Dive thinks that guests are looking for a strong point of view that will "optimize and amplify" their lives: optimize in terms of making the best use of their time and amplify what is best in life.

"Best" is not a reference to traditional luxury but rather creating an environment that will help guests become the best version of themselves. A hotelier can "raise the right questions" about life. "No single-use plastic," for instance, represents "not participating in the destruction of the world."

Knowledge and access, he said, are the currency of the new luxury. Guests "want to take back control of their lives and extend them as much as possible," Dive said. "So why, for instance, are variations of sugar and alcohol the only things that fill minibars?"

Dive feels there's an opportunity for hotels to "rise in engagement" with guests and be at the forefront of a healthier lifestyle. Rather than gyms, he said, guests could be offered a more holistic approach to health that could "restore brain function capacity."

"Hotels should be educators.

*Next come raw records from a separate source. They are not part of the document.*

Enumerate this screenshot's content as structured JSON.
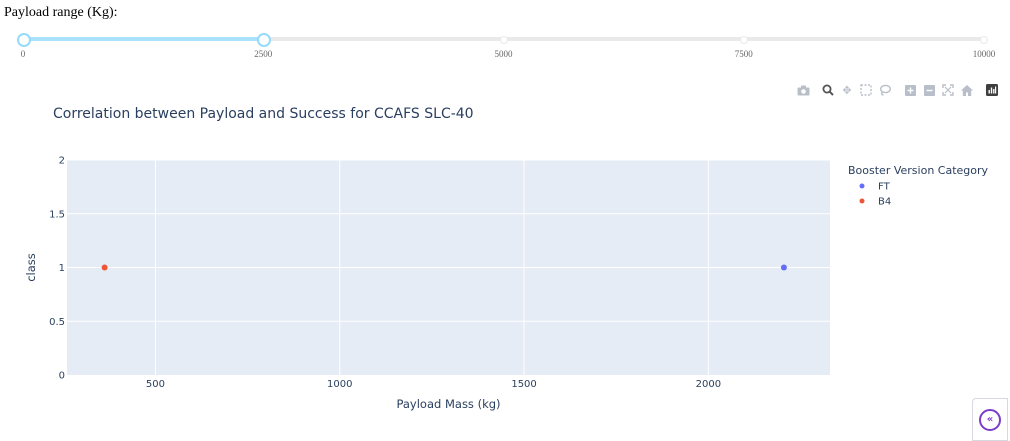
{
  "filter": {
    "label": "Payload range (Kg):",
    "min": 0,
    "max": 10000,
    "range": [
      0,
      2500
    ],
    "marks": [
      "0",
      "2500",
      "5000",
      "7500",
      "10000"
    ]
  },
  "modebar": {
    "icons": [
      "camera-icon",
      "zoom-icon",
      "pan-icon",
      "box-select-icon",
      "lasso-icon",
      "zoom-in-icon",
      "zoom-out-icon",
      "autoscale-icon",
      "reset-axes-icon",
      "plotly-logo-icon"
    ]
  },
  "colors": {
    "plot_bg": "#e5ecf6",
    "grid": "#ffffff",
    "FT": "#636efa",
    "B4": "#ef553b",
    "slider_track": "#abe2fb",
    "slider_handle": "#96dbfa",
    "accent": "#7a3ec8"
  },
  "chart_data": {
    "type": "scatter",
    "title": "Correlation between Payload and Success for CCAFS SLC-40",
    "xlabel": "Payload Mass (kg)",
    "ylabel": "class",
    "xlim": [
      260,
      2330
    ],
    "ylim": [
      0,
      2
    ],
    "x_ticks": [
      "500",
      "1000",
      "1500",
      "2000"
    ],
    "x_tick_values": [
      500,
      1000,
      1500,
      2000
    ],
    "y_ticks": [
      "0",
      "0.5",
      "1",
      "1.5",
      "2"
    ],
    "y_tick_values": [
      0,
      0.5,
      1,
      1.5,
      2
    ],
    "grid": true,
    "legend_title": "Booster Version Category",
    "legend_position": "right",
    "series": [
      {
        "name": "FT",
        "color": "#636efa",
        "points": [
          {
            "x": 2205,
            "y": 1
          }
        ]
      },
      {
        "name": "B4",
        "color": "#ef553b",
        "points": [
          {
            "x": 362,
            "y": 1
          }
        ]
      }
    ]
  }
}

I'm not saying they should lecture guests, but the only thing that excites people more than doing something for the first time is learning something new. If hotels pass on knowledge or skills, people will feel enriched."

Not everyone would care to stay in the hotel Dive describes, but clearly he would see such a hotel as his temple.

And it would indeed be interesting if hoteliers' personal life visions were to begin to drive their positioning and decisions. Given the ability to target very unique communities through travel agents and over the web, one can imagine that collections of hyperspecific "vision" hotels could emerge as a strong lifestyle category. If old cinemas can be converted into hotels, why not silos?